Granted, YouChat does make mistakes. When I asked about the CEO of Twitter, it responded with Jack Dorsey and no source. I then reverted to the You.com search product, and it produced the correct result both in the main search panel and in the YouChat companion.
You will notice that the YouChat response in the upper right also provided a link to the source for the response. Search also displayed an incorrect result citing a former CEO as its second response option. This suggests there is sometimes conflict between what YouChat thinks is the answer and You.com search. It is a beta product with limited access right now, so you might expect a few bugs. This will be worth following. The key is that the source is identified, which makes the verification easier.
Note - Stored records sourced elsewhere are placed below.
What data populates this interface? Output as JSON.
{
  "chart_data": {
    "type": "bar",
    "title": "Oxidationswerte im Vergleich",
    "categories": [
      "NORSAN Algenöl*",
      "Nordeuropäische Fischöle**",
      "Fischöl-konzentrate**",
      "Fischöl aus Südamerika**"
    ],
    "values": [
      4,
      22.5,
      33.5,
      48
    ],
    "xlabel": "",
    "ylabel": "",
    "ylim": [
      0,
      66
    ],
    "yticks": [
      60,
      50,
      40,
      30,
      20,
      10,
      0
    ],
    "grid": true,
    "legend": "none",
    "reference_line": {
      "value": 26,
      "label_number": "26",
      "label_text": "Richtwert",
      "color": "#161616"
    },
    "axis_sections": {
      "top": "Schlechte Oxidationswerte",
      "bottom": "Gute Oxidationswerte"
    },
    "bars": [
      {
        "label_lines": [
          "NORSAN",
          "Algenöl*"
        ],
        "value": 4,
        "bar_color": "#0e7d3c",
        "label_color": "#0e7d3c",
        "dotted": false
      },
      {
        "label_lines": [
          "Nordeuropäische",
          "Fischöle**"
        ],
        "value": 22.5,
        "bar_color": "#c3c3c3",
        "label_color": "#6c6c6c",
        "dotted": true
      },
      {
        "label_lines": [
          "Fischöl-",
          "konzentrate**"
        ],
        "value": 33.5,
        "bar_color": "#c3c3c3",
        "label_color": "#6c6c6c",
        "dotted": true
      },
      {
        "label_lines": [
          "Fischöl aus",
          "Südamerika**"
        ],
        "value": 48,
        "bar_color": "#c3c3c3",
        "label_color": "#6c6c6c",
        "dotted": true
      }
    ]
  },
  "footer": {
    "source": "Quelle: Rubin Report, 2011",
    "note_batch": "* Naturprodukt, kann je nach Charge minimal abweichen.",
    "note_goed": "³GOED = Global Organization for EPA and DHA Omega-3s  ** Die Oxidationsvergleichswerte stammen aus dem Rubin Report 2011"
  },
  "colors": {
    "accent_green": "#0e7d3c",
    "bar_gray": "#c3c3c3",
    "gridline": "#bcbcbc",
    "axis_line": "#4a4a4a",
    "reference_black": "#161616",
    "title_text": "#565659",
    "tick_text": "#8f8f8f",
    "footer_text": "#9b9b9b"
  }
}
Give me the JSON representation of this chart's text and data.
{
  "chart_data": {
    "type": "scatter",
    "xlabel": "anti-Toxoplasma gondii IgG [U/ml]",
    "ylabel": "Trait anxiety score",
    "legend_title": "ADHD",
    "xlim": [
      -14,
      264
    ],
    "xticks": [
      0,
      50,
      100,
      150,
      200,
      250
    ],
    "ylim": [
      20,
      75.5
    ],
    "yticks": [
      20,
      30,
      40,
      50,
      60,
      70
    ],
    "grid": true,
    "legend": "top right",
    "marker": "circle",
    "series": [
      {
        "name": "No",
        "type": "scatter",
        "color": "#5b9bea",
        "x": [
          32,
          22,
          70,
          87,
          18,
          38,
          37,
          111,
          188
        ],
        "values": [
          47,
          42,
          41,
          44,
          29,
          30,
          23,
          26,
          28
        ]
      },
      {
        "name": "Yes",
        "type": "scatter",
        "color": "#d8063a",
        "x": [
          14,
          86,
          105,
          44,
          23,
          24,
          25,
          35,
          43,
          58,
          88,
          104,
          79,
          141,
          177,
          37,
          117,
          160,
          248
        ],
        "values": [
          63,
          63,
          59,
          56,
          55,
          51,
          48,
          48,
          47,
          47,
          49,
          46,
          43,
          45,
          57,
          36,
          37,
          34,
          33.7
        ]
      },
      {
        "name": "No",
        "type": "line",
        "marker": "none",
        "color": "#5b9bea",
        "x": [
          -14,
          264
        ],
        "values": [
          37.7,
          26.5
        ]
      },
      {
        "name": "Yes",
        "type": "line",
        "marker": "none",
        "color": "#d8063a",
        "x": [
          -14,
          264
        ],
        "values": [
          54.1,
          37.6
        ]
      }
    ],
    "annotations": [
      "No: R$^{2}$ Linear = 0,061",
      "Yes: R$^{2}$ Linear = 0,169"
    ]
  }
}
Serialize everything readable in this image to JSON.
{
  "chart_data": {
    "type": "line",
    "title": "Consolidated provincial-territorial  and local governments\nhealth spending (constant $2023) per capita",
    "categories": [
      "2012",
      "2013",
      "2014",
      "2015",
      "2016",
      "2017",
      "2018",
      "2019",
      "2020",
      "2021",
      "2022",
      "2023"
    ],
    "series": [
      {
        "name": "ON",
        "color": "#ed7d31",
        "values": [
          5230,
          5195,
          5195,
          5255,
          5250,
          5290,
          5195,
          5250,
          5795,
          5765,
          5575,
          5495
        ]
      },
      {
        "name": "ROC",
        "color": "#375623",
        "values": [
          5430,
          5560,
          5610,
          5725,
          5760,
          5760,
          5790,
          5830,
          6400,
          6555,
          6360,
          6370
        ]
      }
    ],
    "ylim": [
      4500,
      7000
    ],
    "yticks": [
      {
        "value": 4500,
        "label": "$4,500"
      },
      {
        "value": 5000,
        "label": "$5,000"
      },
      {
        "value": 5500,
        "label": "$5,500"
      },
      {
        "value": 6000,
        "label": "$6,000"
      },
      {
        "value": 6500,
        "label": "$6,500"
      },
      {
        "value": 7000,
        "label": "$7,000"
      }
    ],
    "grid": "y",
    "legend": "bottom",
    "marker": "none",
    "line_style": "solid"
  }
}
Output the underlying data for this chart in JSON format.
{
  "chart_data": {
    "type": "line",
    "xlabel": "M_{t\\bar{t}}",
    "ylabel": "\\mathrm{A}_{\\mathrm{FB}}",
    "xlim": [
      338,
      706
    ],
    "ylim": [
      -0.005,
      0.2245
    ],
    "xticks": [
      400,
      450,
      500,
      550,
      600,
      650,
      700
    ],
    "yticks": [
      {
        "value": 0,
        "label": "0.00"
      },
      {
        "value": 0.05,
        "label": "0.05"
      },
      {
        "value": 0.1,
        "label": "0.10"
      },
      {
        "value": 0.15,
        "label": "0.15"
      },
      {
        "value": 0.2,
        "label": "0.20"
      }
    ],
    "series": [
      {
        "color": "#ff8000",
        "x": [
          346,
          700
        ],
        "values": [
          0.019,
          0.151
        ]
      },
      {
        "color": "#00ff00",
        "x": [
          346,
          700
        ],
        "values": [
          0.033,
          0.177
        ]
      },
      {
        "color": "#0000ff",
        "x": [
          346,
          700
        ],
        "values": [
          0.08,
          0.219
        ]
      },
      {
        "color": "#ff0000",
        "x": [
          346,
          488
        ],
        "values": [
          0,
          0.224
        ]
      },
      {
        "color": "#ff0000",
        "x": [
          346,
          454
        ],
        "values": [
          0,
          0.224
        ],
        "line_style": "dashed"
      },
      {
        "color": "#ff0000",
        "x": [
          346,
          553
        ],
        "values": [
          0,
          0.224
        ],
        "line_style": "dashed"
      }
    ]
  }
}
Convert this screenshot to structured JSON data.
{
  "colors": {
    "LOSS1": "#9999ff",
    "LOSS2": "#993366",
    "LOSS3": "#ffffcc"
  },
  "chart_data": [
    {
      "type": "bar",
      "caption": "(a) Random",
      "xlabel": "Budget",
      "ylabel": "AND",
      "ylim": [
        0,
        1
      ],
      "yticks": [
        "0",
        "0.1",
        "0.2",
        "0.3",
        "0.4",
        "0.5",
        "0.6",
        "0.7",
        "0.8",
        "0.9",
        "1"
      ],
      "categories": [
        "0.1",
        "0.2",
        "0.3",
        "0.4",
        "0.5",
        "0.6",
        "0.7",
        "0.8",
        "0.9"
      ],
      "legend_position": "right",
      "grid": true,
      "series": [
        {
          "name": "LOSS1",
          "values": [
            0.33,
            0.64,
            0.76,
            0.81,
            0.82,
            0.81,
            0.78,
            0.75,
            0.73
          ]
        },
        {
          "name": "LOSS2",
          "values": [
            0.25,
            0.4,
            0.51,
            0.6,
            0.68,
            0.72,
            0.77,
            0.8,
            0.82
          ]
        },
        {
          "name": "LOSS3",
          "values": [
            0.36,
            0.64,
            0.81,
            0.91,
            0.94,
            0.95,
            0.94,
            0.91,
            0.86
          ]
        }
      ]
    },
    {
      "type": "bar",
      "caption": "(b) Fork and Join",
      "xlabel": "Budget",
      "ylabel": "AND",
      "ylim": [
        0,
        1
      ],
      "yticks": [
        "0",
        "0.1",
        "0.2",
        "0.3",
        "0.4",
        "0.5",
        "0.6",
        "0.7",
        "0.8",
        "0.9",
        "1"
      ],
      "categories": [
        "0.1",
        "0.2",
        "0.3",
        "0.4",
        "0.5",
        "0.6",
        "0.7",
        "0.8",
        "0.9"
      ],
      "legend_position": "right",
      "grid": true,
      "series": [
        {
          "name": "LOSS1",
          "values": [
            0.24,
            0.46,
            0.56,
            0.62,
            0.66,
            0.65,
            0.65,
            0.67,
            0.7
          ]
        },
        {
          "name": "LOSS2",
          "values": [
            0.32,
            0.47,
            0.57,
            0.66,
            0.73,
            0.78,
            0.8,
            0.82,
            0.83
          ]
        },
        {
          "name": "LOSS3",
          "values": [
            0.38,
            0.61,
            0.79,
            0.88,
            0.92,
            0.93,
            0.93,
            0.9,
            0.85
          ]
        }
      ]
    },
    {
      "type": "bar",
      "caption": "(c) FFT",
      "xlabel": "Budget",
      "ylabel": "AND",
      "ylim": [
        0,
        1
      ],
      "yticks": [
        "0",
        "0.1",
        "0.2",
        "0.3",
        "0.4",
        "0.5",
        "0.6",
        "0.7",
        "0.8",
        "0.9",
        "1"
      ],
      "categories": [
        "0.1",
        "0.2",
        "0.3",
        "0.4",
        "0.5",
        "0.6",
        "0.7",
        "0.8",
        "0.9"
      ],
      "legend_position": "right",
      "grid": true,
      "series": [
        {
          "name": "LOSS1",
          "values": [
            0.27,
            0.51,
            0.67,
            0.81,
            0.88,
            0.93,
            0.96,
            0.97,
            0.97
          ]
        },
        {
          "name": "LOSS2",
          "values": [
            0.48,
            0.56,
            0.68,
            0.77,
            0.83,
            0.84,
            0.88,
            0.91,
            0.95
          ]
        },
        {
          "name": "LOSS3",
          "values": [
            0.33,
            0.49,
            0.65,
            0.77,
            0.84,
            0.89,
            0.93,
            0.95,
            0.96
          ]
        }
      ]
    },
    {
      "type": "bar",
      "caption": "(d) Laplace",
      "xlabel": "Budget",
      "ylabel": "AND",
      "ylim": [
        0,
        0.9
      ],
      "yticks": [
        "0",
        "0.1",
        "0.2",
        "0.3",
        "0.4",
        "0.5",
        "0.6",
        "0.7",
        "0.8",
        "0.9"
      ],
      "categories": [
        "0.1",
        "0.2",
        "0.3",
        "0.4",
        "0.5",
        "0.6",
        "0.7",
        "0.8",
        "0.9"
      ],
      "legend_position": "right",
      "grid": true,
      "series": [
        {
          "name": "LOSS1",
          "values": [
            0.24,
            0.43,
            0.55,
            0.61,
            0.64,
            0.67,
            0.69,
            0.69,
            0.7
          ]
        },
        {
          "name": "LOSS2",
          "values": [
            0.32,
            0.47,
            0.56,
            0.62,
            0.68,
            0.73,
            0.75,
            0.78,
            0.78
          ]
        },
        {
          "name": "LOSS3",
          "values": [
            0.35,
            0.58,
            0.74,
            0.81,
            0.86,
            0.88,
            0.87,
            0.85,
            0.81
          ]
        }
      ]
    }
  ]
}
For now, I am stopping first at You.com/YouChat for search with Google as a backup. I still may query ChatGPT, but not for information that is new or requires verification. And I will be doing a verification step against my searches through YouChat. I expect this to save me time and generate better results.
The LLM Wars
The LLM Wars have begun. OpenAI has an early lead. AI21 is out there with another option for users. You.com’s YouChat is now a contender for several top LLM use cases. Google’s AI group and DeepMind both have LLMs, as do Nvidia, Microsoft, Facebook, and Amazon. 2023 is going to be interesting as some of the tech giants shift out of closed beta to general availability. The competition is going to be wild. One thing we know for sure. It will be a war of words.
H/t to Michal Stanlislawek for bringing this holiday weekend announcement to my attention.